According to the results, children with a high risk for an SRBD, compared to those without, were more likely to have anxiety. This relationship was independent of hyperactivity, which is known to be associated with both SRBD and anxiety.
"SRBD is a common condition in children, and is frequently associated with cognitive and behavioral morbidities such as hyperactivity," said Dr. Paruthi. "Anxiety in children is often multifactorial and can be associated with other disorders, including ADHD. As ADHD has been associated with SRBD, our results showed that treatment of an SRBD has been shown to improve behavior and cognitive function in children diagnosed with ADHD, and may translate into treatment options for school age children with anxiety. More research is needed to further explore this relationship between SRBD and anxiety."
The most common category of SRBD is obstructive sleep apnea (OSA), which causes your body to stop breathing during sleep. OSA occurs when the tissue in the back of the throat collapses and blocks the airway. This keeps air from getting into the lungs.
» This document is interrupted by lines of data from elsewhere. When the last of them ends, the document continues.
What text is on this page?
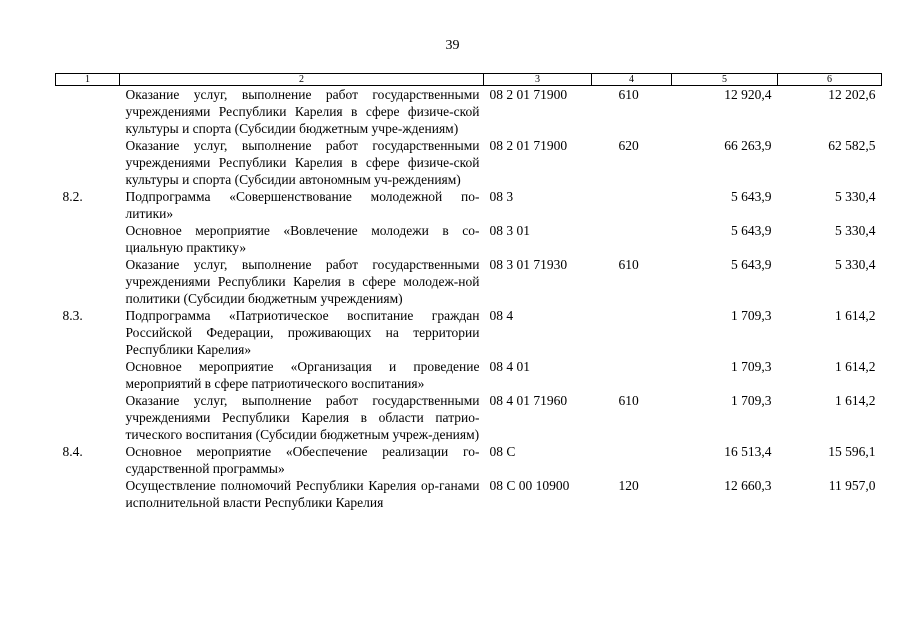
39
1	2	3	4	5	6
	Оказание услуг, выполнение работ государственными учреждениями Республики Карелия в сфере физиче-ской культуры и спорта (Субсидии бюджетным учре-ждениям)	08 2 01 71900	610	12 920,4	12 202,6
	Оказание услуг, выполнение работ государственными учреждениями Республики Карелия в сфере физиче-ской культуры и спорта (Субсидии автономным уч-реждениям)	08 2 01 71900	620	66 263,9	62 582,5
8.2.	Подпрограмма «Совершенствование молодежной по-литики»	08 3		5 643,9	5 330,4
	Основное мероприятие «Вовлечение молодежи в со-циальную практику»	08 3 01		5 643,9	5 330,4
	Оказание услуг, выполнение работ государственными учреждениями Республики Карелия в сфере молодеж-ной политики (Субсидии бюджетным учреждениям)	08 3 01 71930	610	5 643,9	5 330,4
8.3.	Подпрограмма «Патриотическое воспитание граждан Российской Федерации, проживающих на территории Республики Карелия»	08 4		1 709,3	1 614,2
	Основное мероприятие «Организация и проведение мероприятий в сфере патриотического воспитания»	08 4 01		1 709,3	1 614,2
	Оказание услуг, выполнение работ государственными учреждениями Республики Карелия в области патрио-тического воспитания (Субсидии бюджетным учреж-дениям)	08 4 01 71960	610	1 709,3	1 614,2
8.4.	Основное мероприятие «Обеспечение реализации го-сударственной программы»	08 С		16 513,4	15 596,1
	Осуществление полномочий Республики Карелия ор-ганами исполнительной власти Республики Карелия	08 С 00 10900	120	12 660,3	11 957,0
OSA occurs in about two percent of young children. It can develop in children at any age, but it is most common in preschoolers. OSA often occurs between the ages of three and six years when the tonsils and adenoids are large compared to the throat. OSA appears to occur at the same rate in young boys and girls. How often it occurs in infants and teens is unknown. OSA also is common in children who are obese.
OSA is more likely to occur in a child who has a family member with OSA.
Most children with OSA have a history of snoring. It tends to be loud and may include obvious pauses in breathing and gasps for breath. Sometimes the snoring involves a continuous, partial obstruction without any obvious pauses or arousals. The child's body may move in response to the pauses in breathing.
Symptoms of OSA tend to appear in the first few years of life. But OSA often remains undiagnosed until many years later. In early childhood OSA can slow a child's growth rate. Following treatment for OSA children tend to show gains in both height and weight. Untreated OSA also can lead to high blood pressure.
It is recommended that school-aged children get between 10-11 hours of nightly sleep.